Chemin faisant, l’Elfe avait écarté son chemin de celui de Kundïn, se rapprochant du mur et des torches au fur et à mesure que ses réflexions l’amenait à s’inquiéter à son sujet. Il fut ramené à la réalité par la voix rocailleuse de l’Ambassadeur :

-Attention ! Votre manteau s’enflamme !

Valald, surpris mais possédant de bons réflexes, sauta rapidement sur le côté, tandis que Kundïn sortait une couverture de son sac, et l’utilisait pour éteindre la flamme. Valald tenta de l’en empêcher, mais c’était trop tard, le feu avait mangé dix centimètres de sa manche, et Kundïn aperçut le tissu gris piqueté de points noirs ou blanc, imitant le plumage de la gorge d’un Ergal, de la robe d’Ovate. Sa réaction ne se fera pas attendre, pensa Valald, il va me dénoncer, ou peut-être même me tuer sur place pour éviter des formalités administratives. Valald attendait, la gorge nouée, le cœur battant la chamade, que le Nain abatte sa hache sur sa tête. Mais il ne fit rien de tout cela. Il dit simplement :

-Voyons, contrôlez un peu vos genoux, on est à deux pas de la salle des Audiences. Vous êtes vraiment des petites natures, vous autres Elfes. Les blessures de guerre ne vous arrangent pas.

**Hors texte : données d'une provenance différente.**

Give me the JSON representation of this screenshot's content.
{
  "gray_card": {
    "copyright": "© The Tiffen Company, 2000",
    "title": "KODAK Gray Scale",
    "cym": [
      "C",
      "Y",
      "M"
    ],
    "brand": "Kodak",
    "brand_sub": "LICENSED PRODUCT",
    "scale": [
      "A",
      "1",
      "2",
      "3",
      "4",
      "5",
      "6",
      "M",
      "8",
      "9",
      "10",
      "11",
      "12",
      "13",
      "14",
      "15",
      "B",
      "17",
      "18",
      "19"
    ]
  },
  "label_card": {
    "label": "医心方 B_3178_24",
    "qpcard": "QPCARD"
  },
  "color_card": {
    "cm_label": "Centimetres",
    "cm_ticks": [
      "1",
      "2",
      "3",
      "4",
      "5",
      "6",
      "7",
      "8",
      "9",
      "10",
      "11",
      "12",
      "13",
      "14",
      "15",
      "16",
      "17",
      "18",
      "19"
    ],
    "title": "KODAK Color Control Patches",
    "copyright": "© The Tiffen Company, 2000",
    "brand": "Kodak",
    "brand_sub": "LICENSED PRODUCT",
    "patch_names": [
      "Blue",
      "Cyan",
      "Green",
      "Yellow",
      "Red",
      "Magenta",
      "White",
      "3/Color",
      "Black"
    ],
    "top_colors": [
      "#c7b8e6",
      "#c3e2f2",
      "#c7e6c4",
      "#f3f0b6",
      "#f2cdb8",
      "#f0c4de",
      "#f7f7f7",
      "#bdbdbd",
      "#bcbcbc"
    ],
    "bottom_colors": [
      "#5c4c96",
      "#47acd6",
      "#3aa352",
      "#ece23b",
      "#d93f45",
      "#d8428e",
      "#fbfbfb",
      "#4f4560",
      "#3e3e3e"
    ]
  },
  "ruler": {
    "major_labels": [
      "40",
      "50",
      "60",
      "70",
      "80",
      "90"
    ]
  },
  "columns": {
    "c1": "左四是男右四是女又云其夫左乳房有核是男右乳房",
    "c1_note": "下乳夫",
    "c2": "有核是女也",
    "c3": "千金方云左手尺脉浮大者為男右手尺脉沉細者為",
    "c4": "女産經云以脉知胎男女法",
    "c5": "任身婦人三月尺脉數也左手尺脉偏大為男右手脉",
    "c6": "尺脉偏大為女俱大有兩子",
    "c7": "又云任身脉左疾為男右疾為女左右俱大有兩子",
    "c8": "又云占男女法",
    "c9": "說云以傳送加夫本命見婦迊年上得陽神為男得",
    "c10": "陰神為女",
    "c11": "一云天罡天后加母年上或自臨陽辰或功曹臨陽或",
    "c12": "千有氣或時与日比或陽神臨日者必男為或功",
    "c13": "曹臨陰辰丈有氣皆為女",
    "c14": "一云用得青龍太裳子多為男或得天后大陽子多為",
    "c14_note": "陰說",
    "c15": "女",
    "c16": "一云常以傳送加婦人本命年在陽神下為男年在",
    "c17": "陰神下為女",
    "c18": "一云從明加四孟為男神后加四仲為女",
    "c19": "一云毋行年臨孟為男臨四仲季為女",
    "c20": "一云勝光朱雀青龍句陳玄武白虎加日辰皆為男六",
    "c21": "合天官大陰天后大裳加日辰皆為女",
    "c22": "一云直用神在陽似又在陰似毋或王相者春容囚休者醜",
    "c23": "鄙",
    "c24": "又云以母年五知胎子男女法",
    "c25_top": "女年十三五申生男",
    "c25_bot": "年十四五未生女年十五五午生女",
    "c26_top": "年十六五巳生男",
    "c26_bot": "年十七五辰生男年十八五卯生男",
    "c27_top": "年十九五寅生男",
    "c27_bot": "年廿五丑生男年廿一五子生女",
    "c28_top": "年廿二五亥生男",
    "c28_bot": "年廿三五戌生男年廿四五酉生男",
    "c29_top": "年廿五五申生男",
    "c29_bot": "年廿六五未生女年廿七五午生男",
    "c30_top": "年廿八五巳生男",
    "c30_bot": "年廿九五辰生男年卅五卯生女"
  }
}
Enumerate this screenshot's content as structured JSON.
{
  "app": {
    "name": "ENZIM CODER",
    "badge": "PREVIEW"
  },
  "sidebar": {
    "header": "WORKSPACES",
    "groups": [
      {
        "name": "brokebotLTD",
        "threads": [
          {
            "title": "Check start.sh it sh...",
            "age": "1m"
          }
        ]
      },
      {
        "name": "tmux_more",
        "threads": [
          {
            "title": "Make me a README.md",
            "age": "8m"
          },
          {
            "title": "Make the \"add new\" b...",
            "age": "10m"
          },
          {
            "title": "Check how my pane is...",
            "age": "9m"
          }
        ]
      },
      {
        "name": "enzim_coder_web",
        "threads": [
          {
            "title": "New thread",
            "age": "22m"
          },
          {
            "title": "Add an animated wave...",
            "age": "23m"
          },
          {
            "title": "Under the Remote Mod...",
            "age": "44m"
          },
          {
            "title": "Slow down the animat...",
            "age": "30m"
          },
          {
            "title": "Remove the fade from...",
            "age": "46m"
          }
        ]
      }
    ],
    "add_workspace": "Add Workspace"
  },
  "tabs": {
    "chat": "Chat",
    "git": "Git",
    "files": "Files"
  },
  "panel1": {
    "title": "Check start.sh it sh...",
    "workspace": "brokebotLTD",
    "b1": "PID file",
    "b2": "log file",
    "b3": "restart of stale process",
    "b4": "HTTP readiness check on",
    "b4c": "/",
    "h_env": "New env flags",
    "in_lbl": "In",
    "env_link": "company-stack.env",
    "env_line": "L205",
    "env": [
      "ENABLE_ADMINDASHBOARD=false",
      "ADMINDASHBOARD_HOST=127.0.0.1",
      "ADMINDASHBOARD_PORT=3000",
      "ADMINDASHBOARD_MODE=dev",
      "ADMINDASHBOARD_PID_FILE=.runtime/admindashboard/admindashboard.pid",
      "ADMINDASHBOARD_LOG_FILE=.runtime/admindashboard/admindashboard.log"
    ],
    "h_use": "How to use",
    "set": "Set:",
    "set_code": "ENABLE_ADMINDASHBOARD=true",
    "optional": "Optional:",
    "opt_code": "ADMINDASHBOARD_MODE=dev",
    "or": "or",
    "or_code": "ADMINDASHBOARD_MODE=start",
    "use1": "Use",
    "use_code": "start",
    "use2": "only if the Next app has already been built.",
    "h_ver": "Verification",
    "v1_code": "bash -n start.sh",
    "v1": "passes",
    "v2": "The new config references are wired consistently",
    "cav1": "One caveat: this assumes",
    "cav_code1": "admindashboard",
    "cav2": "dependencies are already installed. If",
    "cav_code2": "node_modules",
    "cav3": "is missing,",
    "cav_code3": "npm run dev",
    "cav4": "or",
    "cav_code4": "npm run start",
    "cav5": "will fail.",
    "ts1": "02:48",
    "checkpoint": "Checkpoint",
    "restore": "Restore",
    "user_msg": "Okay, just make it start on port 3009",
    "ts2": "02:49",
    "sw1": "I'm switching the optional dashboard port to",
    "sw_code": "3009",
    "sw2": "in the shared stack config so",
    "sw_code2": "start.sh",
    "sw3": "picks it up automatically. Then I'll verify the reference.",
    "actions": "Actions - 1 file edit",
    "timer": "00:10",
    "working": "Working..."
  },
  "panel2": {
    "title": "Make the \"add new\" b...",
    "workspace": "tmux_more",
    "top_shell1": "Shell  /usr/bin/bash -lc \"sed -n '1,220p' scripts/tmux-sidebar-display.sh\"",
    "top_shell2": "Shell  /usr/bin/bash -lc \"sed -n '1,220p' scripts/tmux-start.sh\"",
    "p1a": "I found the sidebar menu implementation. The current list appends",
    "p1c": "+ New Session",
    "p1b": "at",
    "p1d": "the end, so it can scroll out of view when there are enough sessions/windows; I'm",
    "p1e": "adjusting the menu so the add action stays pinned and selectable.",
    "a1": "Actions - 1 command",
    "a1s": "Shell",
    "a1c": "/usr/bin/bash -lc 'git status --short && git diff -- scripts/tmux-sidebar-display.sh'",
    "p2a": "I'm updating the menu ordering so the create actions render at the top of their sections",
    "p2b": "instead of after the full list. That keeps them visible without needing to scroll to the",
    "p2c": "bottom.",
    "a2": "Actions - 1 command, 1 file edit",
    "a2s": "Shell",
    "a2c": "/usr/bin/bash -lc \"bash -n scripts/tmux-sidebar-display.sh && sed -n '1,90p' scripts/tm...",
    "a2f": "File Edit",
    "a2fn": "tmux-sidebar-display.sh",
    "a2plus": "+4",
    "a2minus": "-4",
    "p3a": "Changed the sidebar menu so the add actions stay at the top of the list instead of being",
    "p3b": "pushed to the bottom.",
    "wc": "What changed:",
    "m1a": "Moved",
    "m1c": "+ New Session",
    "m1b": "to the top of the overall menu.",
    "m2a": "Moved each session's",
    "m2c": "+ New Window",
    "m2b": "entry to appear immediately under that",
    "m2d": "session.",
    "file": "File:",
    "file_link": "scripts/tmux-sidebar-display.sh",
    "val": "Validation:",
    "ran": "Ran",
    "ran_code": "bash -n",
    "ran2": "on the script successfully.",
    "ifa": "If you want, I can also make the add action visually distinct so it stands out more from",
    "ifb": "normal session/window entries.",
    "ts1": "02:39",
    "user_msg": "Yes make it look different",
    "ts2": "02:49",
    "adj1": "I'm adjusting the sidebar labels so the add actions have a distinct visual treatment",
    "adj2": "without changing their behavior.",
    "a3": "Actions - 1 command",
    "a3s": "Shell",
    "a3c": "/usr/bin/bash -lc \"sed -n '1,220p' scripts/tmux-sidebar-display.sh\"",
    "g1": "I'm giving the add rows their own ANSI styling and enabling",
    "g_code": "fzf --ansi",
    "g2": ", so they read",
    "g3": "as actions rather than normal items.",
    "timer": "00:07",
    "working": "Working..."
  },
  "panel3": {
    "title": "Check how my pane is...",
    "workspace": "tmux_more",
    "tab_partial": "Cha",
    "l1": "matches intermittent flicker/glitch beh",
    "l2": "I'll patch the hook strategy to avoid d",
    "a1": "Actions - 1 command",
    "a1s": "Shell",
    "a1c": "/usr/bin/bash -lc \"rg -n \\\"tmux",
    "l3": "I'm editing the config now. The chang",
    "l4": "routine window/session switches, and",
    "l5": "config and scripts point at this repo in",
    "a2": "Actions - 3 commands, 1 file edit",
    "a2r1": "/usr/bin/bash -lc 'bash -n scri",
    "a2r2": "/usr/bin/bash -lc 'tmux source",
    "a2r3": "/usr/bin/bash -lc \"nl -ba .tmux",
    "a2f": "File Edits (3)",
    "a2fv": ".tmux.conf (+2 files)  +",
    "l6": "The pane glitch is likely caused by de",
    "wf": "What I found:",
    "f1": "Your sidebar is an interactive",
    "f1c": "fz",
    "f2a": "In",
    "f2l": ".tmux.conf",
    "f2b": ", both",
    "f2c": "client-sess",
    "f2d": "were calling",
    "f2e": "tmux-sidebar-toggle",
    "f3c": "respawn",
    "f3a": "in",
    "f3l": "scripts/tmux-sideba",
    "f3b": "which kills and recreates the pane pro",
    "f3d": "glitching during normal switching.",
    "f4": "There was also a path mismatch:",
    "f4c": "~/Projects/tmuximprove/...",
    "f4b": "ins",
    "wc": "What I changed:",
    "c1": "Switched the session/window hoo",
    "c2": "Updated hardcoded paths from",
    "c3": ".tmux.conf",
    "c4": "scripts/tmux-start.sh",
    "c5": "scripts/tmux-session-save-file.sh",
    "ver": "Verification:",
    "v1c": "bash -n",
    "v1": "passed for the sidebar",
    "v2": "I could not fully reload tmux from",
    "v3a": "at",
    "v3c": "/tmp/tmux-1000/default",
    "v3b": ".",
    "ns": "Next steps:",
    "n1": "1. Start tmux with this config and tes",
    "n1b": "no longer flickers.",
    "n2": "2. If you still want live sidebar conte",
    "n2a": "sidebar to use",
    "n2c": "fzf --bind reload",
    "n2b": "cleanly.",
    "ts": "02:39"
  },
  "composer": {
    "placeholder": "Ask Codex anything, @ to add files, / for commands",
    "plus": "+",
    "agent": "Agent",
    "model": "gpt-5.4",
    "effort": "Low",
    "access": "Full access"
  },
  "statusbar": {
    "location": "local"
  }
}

Complètement sidéré, l’Elfe reprit le contrôle de son corps, et raffermit l’attitude de son visage, pour essayer de démentir la remarque de Kundïn, mais aussi parce qu’elle passait difficilement dans son amour-propre. Il se redressa autant que son dos le lui permettait, et passa devant le Nain, d’un pas ferme et un peu agressif.

-Ah, voilà qui est mieux, remarqua-t-il. Mais soyez un peu moins agressif, sinon, on va vous mettre au cachot pour outrage au chef de la cité. Ils vont croire que vous allez les attaquez.

-Mais c’est pas vrai, ragea intérieurement Valald. Voilà qu’il m’explique la manière de me comporter chez les Gnomes maintenant. Cela signifie qu’il a deviné mon ignorance à propos des affaires et de la diplomatie.